İzmirliyim. Denize doğdum diyebilirim. Yılın yarısında başta Çeşme olmak üzere, Seferihisar, Foça gibi güzel İzmirimin kıyılarında büyüdüm. Hatta İstanbul’a taşınınca bana çok garip gelmişti; deniz var ama giremiyorsun… İstanbul’da deniz, benim için sadece güzel bir fotoğraf... İstanbullular alınmasın. Onların çocuklukları, İstanbul deniziyle kurdukları bağ farklı tabii. Ben İstanbul’da denizle bağımı sadece adalarda hissedebiliyorum. Dediğim gibi mesele çocukluk sanırım. Fakat tekne hayatımın içine yavaş yavaş girince her denizi, her koyu bilmek, keşfetmek isteğim arttı. Her geçen gün daha da artıyor…

Su sporlarıyla ilgilendiniz mi?

Küçükken Alsancak kapalı yüzme havuzunda yüzme kursuna gitmiştim. Teneke madalya aldığım ikinciliğim bile var. Spora pek merakım olmadı. Yani hiçbir zaman spor yapamazsam garip hissediyorum insanı olmadım ama mesele kendine yakın sporu bulmakmış. Şu an yelkenle ilgili bir cümle daha öğrenebilmek için sürekli araştırma yapıp yelken yarışlarını ve skipper’ları takip ediyorum. Oyunculukla alakasız görünebilir ama ben sporculardan sanat eserleri kadar ilham alıyorum. Tenis ve bisikleti de izleyici olarak sıkı takip edenlerdenim. Bana spor olsun her şeyi izlerim.

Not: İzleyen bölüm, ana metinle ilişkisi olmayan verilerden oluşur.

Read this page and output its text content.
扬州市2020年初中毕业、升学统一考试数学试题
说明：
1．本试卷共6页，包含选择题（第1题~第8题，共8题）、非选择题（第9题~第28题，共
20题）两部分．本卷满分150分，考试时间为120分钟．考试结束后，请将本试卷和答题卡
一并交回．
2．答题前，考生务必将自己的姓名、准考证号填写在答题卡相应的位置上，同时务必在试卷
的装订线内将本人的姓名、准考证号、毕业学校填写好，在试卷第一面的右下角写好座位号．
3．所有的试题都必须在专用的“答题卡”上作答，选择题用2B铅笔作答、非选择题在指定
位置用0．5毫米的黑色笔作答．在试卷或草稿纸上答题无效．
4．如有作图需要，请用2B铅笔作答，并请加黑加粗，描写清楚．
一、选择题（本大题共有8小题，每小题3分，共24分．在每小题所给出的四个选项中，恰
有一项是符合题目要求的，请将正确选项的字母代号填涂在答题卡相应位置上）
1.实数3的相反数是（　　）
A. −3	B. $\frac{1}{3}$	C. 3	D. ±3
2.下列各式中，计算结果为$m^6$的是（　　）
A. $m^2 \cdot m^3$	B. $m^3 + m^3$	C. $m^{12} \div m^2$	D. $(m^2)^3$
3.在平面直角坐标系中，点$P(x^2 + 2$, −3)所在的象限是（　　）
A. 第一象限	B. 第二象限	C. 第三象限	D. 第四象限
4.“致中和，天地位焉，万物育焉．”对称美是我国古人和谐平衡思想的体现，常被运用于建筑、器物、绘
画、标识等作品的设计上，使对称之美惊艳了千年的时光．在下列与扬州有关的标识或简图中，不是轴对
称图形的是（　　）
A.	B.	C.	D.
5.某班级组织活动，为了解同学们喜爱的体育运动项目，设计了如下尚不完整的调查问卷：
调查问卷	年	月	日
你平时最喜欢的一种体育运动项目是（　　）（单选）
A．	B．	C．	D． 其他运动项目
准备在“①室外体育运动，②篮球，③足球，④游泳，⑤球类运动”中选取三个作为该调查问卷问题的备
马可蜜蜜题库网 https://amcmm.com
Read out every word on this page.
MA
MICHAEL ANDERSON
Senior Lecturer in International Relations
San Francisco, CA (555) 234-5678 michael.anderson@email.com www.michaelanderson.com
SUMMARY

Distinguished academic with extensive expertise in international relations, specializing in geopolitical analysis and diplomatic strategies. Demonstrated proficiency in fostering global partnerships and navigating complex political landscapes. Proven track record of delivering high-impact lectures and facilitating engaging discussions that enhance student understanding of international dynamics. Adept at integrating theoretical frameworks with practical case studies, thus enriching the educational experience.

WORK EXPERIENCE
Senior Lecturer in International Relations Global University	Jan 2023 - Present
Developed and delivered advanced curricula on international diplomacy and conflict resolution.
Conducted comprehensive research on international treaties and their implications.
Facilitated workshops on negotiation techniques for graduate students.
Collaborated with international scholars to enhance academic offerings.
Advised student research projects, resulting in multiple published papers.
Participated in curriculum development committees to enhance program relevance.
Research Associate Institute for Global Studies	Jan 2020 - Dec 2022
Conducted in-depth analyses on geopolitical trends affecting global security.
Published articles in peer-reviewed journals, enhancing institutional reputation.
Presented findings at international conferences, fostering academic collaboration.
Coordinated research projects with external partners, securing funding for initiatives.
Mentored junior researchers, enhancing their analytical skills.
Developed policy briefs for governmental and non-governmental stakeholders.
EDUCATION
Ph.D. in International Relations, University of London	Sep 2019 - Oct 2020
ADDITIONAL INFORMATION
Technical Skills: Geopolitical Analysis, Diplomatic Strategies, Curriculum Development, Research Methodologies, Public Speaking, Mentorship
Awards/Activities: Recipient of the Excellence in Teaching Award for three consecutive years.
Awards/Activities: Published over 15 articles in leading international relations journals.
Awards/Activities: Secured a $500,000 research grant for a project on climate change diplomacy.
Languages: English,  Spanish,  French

Hangi rotalarda seyirler yaptınız?

En uzun seyrim bir arkadaşımın teknesiyle karaya basmadan 15 gün sürdü. Denize gönül vermiş, uzun yıllardır denizin üstünde bulunan denizci diyebileceğim arkadaşlarım da var; sadece keyif için tekne alan da, yelken aşkıyla yanan da... Zaten denize fazlasıyla aşinaydım ama küçükken gidilen tekne gezilerinden başka bir durum yaşadım ve ben resmen aşık oldum. Gökova Körfezi koyları ve Kaş tarafında çok seyir yaptım.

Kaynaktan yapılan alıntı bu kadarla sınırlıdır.